Até 29 de Junho estão abertos os concursos para os Apoios Sustentados da Direcção-Geral das Artes relativos ao período 2023-2026. Neste momento são muitas as estruturas que, como a nossa, dedicam a maior parte do tempo a imaginar, orçamentar e justificar o que tencionam fazer nos próximos anos. É um período simultaneamente de idealismo e frustração, uma vez que implica colocarmos por escrito aquilo que são as nossas convicções e desejos, tendo em conta o que sabemos possível fazer com as condições que podemos garantir (para muitos de nós é ainda mais frustrante por sabemos que, com a nossa situação de afastamento em relação aos centros de poder, é pouco provável conseguirmos obter o financiamento a que nos estamos a candidatar). Embora esteja de acordo com a necessidade de escrutínio da forma como são atribuídos dinheiros públicos, cada vez mais me parece que a avaliação daquilo que é o valor de uma estrutura, ou grupo de artistas, só pode ser feita no terreno, sem pressa, tendo em atenção factores que, por melhor que seja a argumentação, dificilmente vão conseguir ser transmitidos através do preenchimento de um formulário.

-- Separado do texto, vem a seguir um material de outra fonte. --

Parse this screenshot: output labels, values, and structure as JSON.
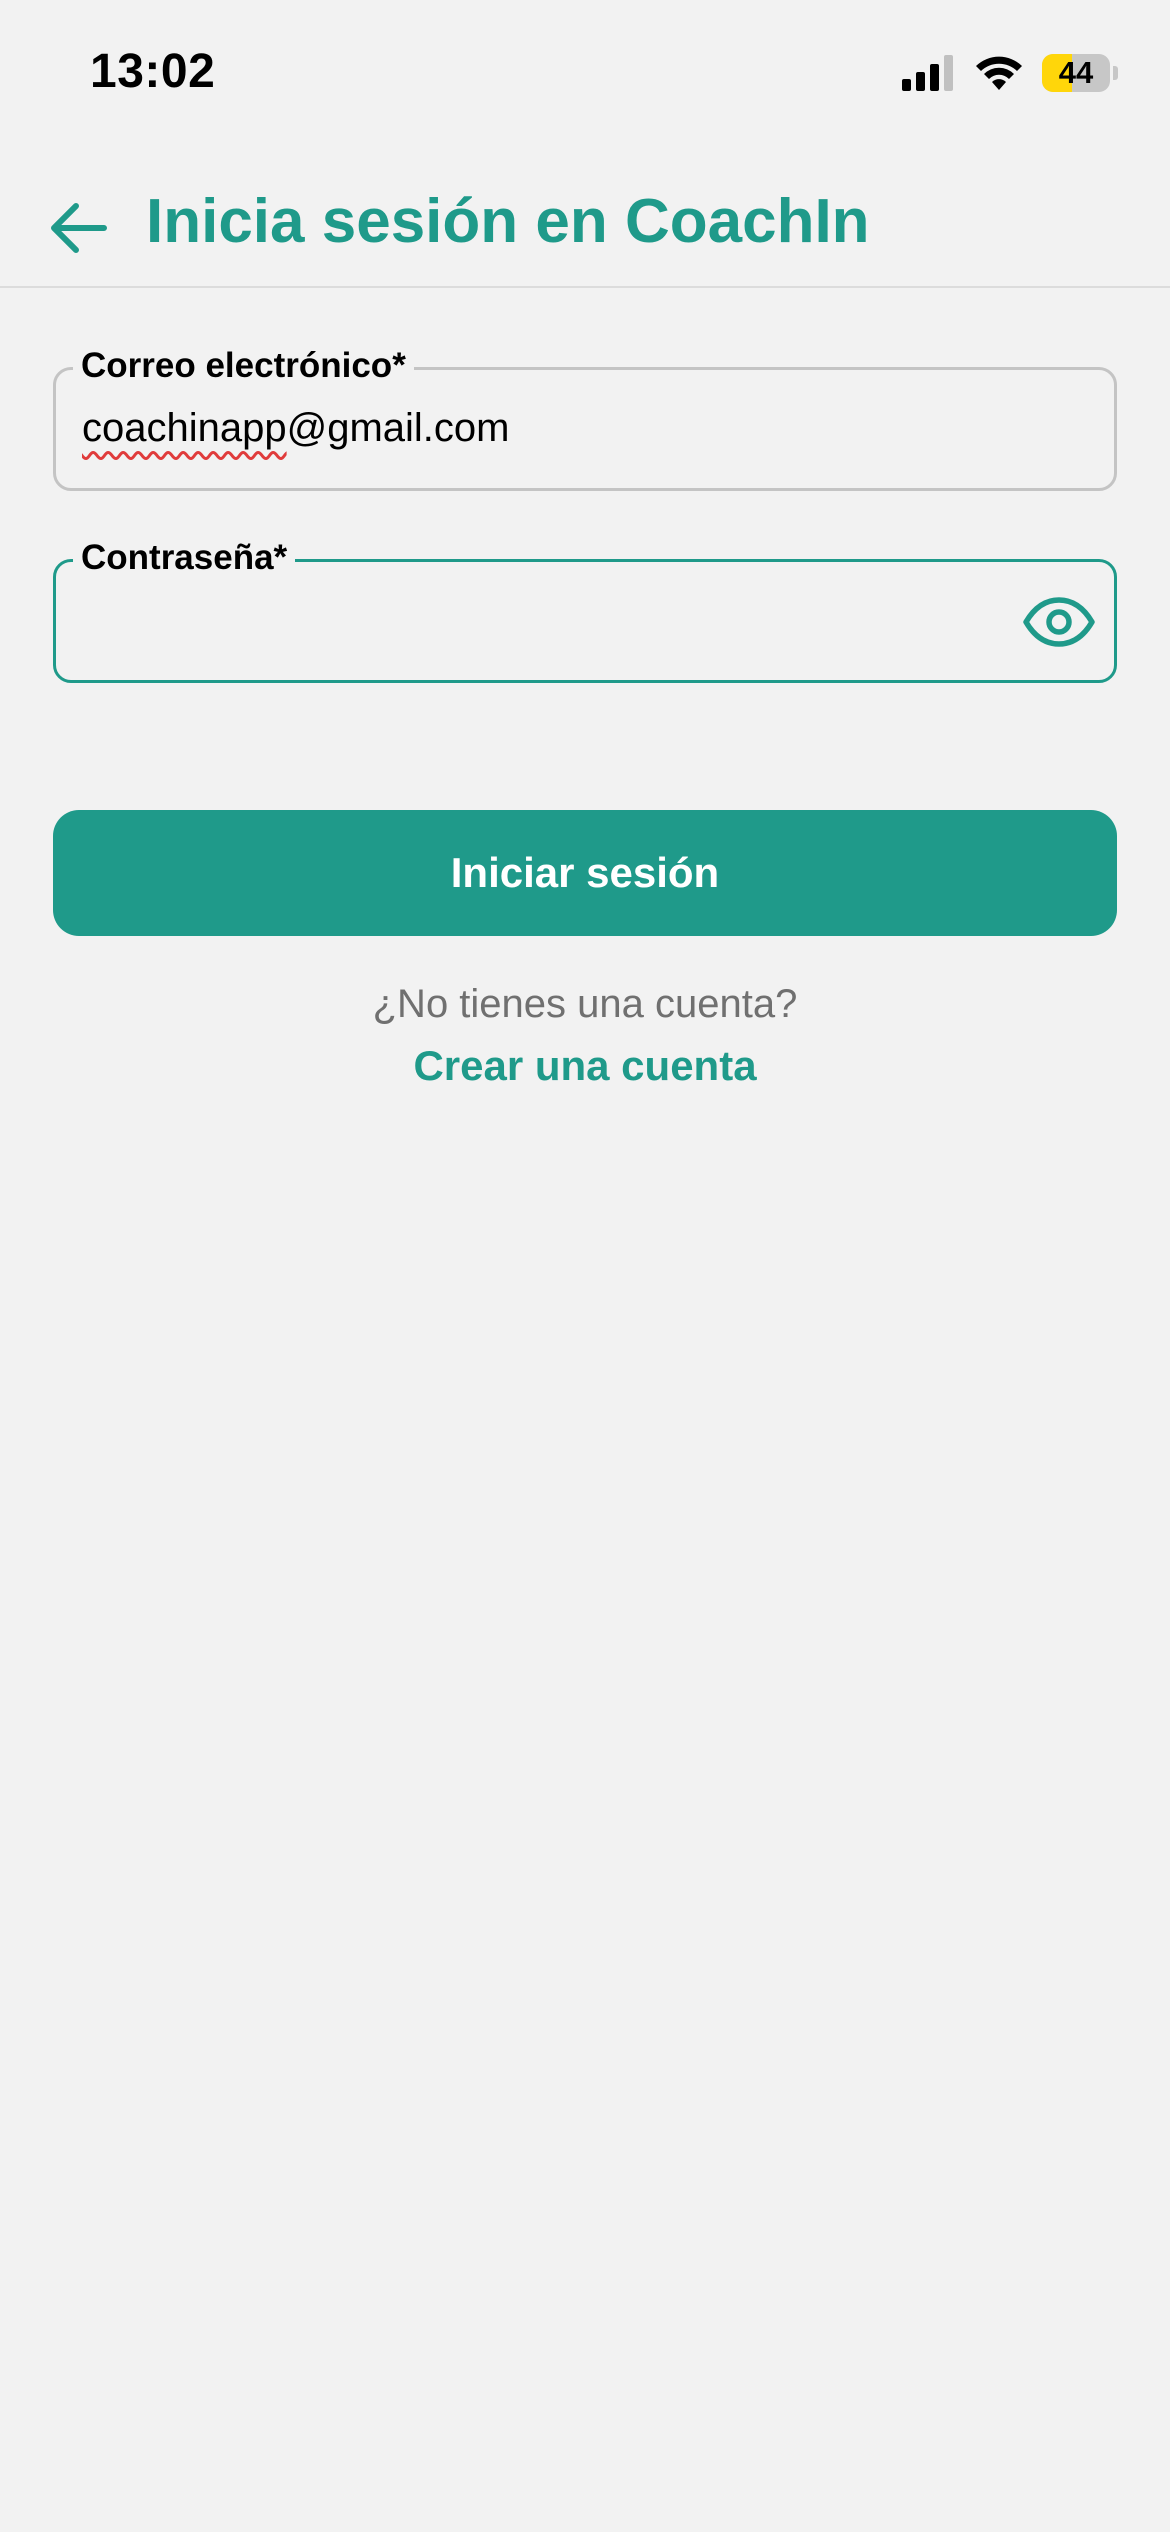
{
  "status_bar": {
    "time": "13:02",
    "battery_level": "44",
    "battery_fraction": 0.44,
    "icons": [
      "cellular-signal-icon",
      "wifi-icon",
      "battery-icon"
    ]
  },
  "header": {
    "back_icon": "arrow-left-icon",
    "title": "Inicia sesión en CoachIn"
  },
  "form": {
    "email": {
      "label": "Correo electrónico*",
      "value_misspelled": "coachinapp",
      "value_rest": "@gmail.com"
    },
    "password": {
      "label": "Contraseña*",
      "value": "",
      "toggle_icon": "eye-icon"
    },
    "submit_label": "Iniciar sesión"
  },
  "signup": {
    "prompt": "¿No tienes una cuenta?",
    "link_label": "Crear una cuenta"
  },
  "colors": {
    "accent": "#1f9a8a",
    "background": "#f2f2f2",
    "border_inactive": "#c4c4c4",
    "muted_text": "#707070",
    "battery_fill": "#ffd60a"
  }
}
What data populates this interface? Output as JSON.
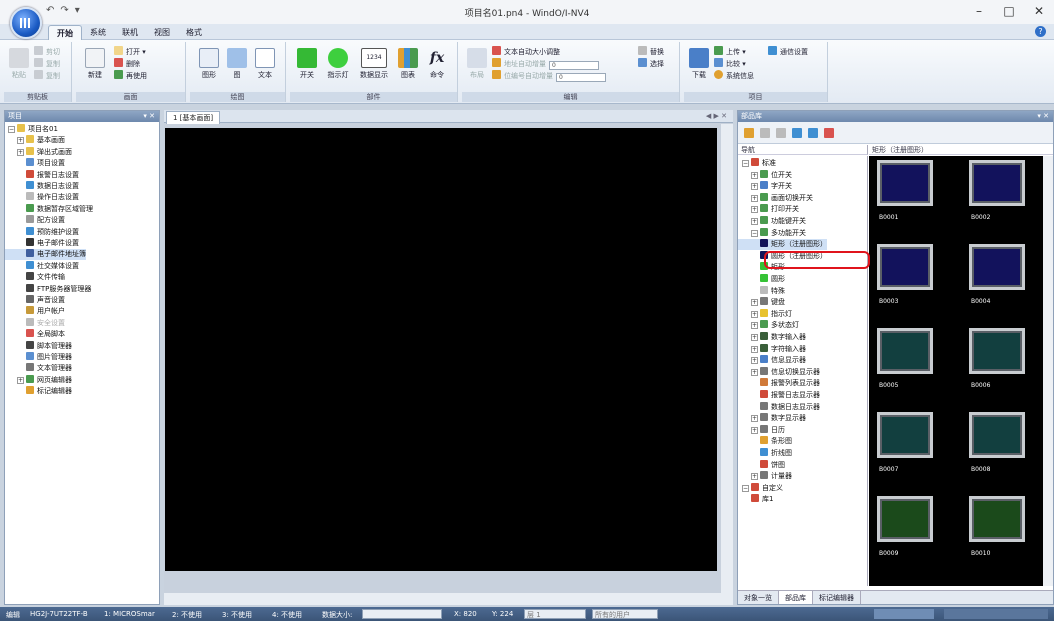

Para tentarmos ultrapassar a sensação de que todo este trabalho pode ser em vão, agarramo-nos às convicções que nos fizeram fundar uma estrutura no Montijo, num momento em que regressamos, em certa medida, a uma sensação de enorme insegurança. Quando fundámos a Mascarenhas-Martins, em 2015, parecia um gesto insensato, tendo em conta que ainda não tínhamos conseguido livrar-nos das consequências da crise financeira que se iniciou em 2008. Agora, para além da pandemia que ainda não chegou ao fim, a guerra ensombra qualquer tipo de esperança no futuro que, na realidade, pode até já estar comprometido pela crise climática e ambiental.
Que convicções são estas que nos fazem continuar a lutar por esta causa com tão poucos militantes: a da cultura? Creio que uma das mais importantes é a crença que temos no que pode ocorrer de especial nas relações que se geram em torno da actividade artística e cultural. Nestes sete anos talvez não tenha sido possível estabelecermos tantas relações como gostaríamos, mas a verdade é que só podemos estar gratos por quem nos acompanha de uma maneira que nos faz sentir que vale a pena passar por todas as dificuldades inerentes ao tipo de actividade que desenvolvemos. É claro que também temos os nossos desejos de expressão, as nossas obsessões, as nossas teimosias estéticas, mas cada vez mais me parece que só interessa manter uma estrutura de produção artística e cultural num contexto como este, refiro-me ao concelho do Montijo, se estivermos disponíveis para entrar em diálogo com quem aqui vive através do que fazemos.
Esta temporada que se aproxima do fim foi a primeira em que conseguimos, finalmente, intensificar a programação, de forma a incluir não apenas aquilo que produzimos, mas também o trabalho de outros grupos e artistas. A sensação é a de que esse passo foi de enorme importância, mesmo que não corresponda ainda ao que achamos que podemos e queremos fazer. Não nos interessa contribuir para qualquer tipo de insularidade do nosso trabalho. Pelo contrário, o que queremos é trabalhar para que exista uma oferta cada vez mais regular e diversificada no território em que decidimos investir as nossas vidas.
É ao regressar a este tipo de pensamento que encontramos a motivação necessária. Este projecto já se tornou muito maior do que podíamos imaginar quando o começámos. Maior do que nós. Agora que voltamos a imaginar o seu futuro, só temos uma opção: apontar para o impossível.